Religious schools may discriminate on the basis of religion, even with respect to the employment of people in nonreligious positions.
A private education entity could not refuse to hire a Muslim counsellor for a position at two Catholic schools simply because of her attire.
Discrimination lawsuits fail when the employer can offer reasonable non-discriminatory reasons for the dismissal.
After several automatic annual contract renewals, the school may have to give cause for non-renewal.
Reasonable liquidated damages are enforceable in the employment contract.
A school may take duties away from a staff member and continue to pay his/her salary until the end of the contract.
When a school fails to follow its termination procedures, it will be found liable for breach of contract.
When the contract does not specify terms of employment, the employment is an at-will employment relationship.
When a teacher offers new terms of employment, he/she explicitly rescinds the existing contract.

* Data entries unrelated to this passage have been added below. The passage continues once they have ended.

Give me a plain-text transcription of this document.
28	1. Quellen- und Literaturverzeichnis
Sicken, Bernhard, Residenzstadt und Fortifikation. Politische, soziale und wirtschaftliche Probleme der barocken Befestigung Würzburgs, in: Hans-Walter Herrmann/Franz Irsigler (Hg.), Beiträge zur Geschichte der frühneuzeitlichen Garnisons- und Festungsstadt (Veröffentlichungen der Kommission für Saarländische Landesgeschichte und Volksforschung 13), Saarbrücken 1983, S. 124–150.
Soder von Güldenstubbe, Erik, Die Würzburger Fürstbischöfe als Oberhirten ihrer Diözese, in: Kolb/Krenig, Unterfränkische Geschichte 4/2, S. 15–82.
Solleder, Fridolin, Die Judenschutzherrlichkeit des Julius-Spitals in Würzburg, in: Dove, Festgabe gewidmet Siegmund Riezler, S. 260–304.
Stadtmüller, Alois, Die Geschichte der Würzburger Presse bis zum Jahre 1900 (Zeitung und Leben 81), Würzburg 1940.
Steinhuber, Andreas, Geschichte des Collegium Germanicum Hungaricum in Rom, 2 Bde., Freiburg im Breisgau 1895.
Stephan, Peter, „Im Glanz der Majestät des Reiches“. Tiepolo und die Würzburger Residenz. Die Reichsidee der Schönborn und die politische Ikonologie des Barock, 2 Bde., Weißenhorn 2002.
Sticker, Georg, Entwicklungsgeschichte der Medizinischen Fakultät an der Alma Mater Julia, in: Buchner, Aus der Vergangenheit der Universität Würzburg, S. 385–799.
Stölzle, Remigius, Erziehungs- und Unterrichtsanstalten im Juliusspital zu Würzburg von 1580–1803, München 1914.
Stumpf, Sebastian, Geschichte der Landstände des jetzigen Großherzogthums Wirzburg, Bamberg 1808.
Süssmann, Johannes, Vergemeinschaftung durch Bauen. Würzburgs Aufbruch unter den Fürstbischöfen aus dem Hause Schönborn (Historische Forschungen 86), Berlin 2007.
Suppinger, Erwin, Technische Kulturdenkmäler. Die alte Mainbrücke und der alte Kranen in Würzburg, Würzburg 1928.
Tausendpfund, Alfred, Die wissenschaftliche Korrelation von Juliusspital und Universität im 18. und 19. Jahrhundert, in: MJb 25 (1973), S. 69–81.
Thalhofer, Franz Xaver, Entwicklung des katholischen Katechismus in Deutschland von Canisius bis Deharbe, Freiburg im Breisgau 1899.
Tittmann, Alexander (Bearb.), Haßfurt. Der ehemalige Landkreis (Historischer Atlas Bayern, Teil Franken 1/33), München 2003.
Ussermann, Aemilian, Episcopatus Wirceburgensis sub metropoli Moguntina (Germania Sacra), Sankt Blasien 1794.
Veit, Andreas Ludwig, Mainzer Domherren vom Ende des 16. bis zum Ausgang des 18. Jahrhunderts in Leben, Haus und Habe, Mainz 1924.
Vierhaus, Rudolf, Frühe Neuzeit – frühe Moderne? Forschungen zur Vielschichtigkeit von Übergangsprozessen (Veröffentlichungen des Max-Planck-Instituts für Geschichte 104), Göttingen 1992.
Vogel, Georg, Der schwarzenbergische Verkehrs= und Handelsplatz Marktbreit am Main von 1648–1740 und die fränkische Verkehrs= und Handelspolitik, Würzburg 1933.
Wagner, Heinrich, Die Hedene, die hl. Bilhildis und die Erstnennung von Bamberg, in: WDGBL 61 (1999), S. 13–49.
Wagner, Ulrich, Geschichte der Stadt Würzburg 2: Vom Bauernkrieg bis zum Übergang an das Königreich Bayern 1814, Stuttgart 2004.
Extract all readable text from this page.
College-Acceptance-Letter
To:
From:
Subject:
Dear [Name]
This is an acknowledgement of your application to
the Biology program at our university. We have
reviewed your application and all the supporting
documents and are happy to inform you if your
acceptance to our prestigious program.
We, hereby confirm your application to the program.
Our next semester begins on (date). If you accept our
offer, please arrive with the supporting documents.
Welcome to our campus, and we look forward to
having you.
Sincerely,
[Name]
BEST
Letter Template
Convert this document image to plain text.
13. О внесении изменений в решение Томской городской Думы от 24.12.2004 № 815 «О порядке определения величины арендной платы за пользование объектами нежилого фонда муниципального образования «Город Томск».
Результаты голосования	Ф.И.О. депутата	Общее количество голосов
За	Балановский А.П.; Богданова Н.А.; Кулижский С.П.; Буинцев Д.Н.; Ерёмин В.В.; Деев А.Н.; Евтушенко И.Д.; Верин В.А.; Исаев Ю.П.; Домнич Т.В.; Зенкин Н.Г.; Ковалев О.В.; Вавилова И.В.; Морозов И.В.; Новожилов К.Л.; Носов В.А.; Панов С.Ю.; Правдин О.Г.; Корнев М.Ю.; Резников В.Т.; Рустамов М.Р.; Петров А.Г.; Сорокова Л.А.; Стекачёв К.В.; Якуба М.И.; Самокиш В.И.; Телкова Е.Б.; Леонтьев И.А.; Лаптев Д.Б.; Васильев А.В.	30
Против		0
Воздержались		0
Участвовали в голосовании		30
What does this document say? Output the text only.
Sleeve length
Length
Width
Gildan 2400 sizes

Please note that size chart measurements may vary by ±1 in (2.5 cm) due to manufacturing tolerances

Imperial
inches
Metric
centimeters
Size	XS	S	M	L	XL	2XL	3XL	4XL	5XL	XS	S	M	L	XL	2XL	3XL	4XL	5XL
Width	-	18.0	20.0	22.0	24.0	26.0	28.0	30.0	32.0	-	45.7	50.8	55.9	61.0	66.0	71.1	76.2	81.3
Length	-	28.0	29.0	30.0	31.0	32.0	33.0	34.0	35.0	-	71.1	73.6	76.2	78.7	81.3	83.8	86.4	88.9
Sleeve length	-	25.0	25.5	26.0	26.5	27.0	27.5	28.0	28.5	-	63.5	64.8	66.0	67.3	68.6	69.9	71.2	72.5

Oral statements indicating intent to contract do not amount to a contract. Oral statement of hiring may.
An at-will employment may be terminated at any time without cause unless an agreement exists to limit the employer's right to do so.
School officials should be careful about making any statements about the character of a teacher to be dismissed.
A school may be held for negligence in relation to employee actions.
Schools, as well as administrators, may be held liable for staff misconduct.
CONCLUSION

In general, religious schools are governed by their own internal policies. Courts look at two essential factors in determining any cases related to religious schools. First, did the school follow its own policies on the matter? Second, are these policies fundamentally fair? Actions of Muslim school officials must always be guided by common sense and reasonable care. Doing so protects the Islamic school from legal action and liability.